Removing urls from massive sets of assets - best practice?


(Douglas (@finnatic at @waikato)) #1

Matrix Version:

We need to remove a number of site urls from some of our assets, but as per my other thread there’s an excessive number of assets and doing it via _admin the HIPO job begins and I expect it to fail given the number of assets it appears to be working on.

So.

What is the best practice for removing urls from massive sets of assets?

In the past we’ve had to resort to using system_update_lookups.php after the HIPO jobs stall. I’ve looked at https://matrix.squiz.net/manuals/server-administrator/chapters/system-management-scripts but don’t see any scripts that suggest they might be helpful for removing a site url.
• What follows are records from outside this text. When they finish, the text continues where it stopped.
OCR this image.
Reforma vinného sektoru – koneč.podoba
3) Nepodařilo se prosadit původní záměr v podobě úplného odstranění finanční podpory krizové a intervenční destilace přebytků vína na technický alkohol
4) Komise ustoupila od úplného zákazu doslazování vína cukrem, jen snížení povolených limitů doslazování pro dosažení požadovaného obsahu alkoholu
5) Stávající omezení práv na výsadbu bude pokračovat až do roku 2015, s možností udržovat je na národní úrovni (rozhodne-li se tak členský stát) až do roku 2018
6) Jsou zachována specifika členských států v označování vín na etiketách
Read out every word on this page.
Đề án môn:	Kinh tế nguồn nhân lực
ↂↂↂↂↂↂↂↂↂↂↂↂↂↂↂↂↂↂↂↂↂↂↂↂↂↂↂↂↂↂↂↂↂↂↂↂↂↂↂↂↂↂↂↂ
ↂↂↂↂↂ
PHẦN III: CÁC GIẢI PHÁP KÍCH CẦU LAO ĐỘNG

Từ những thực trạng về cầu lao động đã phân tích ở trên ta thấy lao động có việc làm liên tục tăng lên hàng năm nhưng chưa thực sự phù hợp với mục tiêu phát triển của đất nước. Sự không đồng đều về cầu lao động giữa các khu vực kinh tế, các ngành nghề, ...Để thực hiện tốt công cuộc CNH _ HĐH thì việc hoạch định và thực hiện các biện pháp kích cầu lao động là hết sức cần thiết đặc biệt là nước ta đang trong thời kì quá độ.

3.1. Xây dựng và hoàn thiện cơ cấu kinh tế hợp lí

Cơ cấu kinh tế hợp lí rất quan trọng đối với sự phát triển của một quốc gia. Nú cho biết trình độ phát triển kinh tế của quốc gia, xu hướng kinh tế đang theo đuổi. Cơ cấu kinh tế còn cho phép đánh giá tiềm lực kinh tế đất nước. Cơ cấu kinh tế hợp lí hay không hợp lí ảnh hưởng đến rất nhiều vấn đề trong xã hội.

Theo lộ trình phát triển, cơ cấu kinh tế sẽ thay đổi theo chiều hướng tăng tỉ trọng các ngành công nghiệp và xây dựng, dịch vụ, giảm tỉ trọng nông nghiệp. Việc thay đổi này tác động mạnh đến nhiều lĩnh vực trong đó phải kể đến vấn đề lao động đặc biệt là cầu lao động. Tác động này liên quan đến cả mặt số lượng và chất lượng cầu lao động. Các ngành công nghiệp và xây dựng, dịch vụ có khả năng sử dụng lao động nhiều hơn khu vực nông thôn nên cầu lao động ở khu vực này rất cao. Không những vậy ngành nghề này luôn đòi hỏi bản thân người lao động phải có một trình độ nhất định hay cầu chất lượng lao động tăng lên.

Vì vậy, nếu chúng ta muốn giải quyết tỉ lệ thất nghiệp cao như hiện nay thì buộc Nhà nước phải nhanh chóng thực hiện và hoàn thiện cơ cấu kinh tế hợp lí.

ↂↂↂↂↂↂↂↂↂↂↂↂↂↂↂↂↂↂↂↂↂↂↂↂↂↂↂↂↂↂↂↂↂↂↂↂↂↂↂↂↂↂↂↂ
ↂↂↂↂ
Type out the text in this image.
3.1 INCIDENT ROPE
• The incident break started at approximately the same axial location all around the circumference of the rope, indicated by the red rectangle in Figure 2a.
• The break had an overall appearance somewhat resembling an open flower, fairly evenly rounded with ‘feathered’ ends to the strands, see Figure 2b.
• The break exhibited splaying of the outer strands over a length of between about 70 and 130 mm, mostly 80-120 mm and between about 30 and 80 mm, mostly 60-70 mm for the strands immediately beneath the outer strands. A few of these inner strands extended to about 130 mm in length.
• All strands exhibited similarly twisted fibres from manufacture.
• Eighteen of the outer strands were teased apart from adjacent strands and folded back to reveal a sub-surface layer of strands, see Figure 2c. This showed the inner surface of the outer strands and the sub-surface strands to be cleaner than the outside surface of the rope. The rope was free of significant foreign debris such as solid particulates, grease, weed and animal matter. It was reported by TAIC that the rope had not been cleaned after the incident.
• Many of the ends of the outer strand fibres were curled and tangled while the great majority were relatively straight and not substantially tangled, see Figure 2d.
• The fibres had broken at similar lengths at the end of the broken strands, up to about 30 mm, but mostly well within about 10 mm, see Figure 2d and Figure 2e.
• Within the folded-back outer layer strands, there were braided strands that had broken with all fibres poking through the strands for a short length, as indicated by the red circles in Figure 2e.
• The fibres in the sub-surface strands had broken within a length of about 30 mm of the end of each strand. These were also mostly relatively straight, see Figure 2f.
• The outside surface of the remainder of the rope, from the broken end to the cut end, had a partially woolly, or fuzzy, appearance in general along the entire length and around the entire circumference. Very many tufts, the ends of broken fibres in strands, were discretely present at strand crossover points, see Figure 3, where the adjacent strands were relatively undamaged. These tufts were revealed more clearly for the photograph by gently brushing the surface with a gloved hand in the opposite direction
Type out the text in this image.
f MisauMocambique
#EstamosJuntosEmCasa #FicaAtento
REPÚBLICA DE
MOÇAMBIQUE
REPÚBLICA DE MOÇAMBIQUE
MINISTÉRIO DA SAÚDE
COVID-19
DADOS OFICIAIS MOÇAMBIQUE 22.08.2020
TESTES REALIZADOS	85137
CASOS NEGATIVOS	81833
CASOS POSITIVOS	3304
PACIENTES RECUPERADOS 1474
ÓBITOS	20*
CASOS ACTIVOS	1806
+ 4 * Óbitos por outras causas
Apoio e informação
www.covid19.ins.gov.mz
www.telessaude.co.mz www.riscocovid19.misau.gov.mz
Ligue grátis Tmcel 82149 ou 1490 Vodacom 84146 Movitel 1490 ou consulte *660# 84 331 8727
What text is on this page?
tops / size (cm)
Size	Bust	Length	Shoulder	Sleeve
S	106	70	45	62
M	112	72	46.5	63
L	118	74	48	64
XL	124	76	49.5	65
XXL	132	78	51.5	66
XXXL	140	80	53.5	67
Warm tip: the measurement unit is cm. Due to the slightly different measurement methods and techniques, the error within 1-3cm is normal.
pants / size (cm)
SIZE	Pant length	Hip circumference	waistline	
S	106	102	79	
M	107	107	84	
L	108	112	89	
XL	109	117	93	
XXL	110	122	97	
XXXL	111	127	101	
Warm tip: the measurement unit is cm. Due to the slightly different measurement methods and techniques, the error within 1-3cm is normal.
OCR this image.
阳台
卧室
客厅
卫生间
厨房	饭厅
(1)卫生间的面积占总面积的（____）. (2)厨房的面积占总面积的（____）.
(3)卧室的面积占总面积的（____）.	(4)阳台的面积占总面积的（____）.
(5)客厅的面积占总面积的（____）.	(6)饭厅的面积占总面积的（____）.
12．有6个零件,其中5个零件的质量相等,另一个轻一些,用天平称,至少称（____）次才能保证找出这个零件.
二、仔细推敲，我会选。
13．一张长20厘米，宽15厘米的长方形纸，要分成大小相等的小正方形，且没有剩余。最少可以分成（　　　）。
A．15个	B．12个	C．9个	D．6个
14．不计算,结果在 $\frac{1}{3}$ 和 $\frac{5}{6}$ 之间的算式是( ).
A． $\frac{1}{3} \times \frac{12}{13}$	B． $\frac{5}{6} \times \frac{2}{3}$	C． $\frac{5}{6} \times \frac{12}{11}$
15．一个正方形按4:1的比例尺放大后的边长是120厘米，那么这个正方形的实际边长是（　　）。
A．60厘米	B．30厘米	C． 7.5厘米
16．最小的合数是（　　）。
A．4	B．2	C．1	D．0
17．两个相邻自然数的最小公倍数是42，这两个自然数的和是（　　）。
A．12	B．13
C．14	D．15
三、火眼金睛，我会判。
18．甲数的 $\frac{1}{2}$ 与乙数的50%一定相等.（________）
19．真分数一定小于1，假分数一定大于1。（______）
Suggesting that the best tactic might be to update the urls on the site asset, kill the HIPO manually after a few minutes and then run the system_update_lookups.php script from the command line?

Any tactics known to work, or options to consider would be appreciated.


(Douglas (@finnatic at @waikato)) #2

Alternatively, how safe / effective is the Add/Remove URL Script ?


(Marcus Fong) #3

That script is what I’ve always used for bulk URL removal. It’s considerably faster than removing URLs via the Matrix admin interface, since it operates directly on the database.

I don’t recall encountering any issues after removal, although obviously you do have to be very careful not to mistakenly remove the wrong URL. Normally we would take a backup before making large-scale changes, just in case.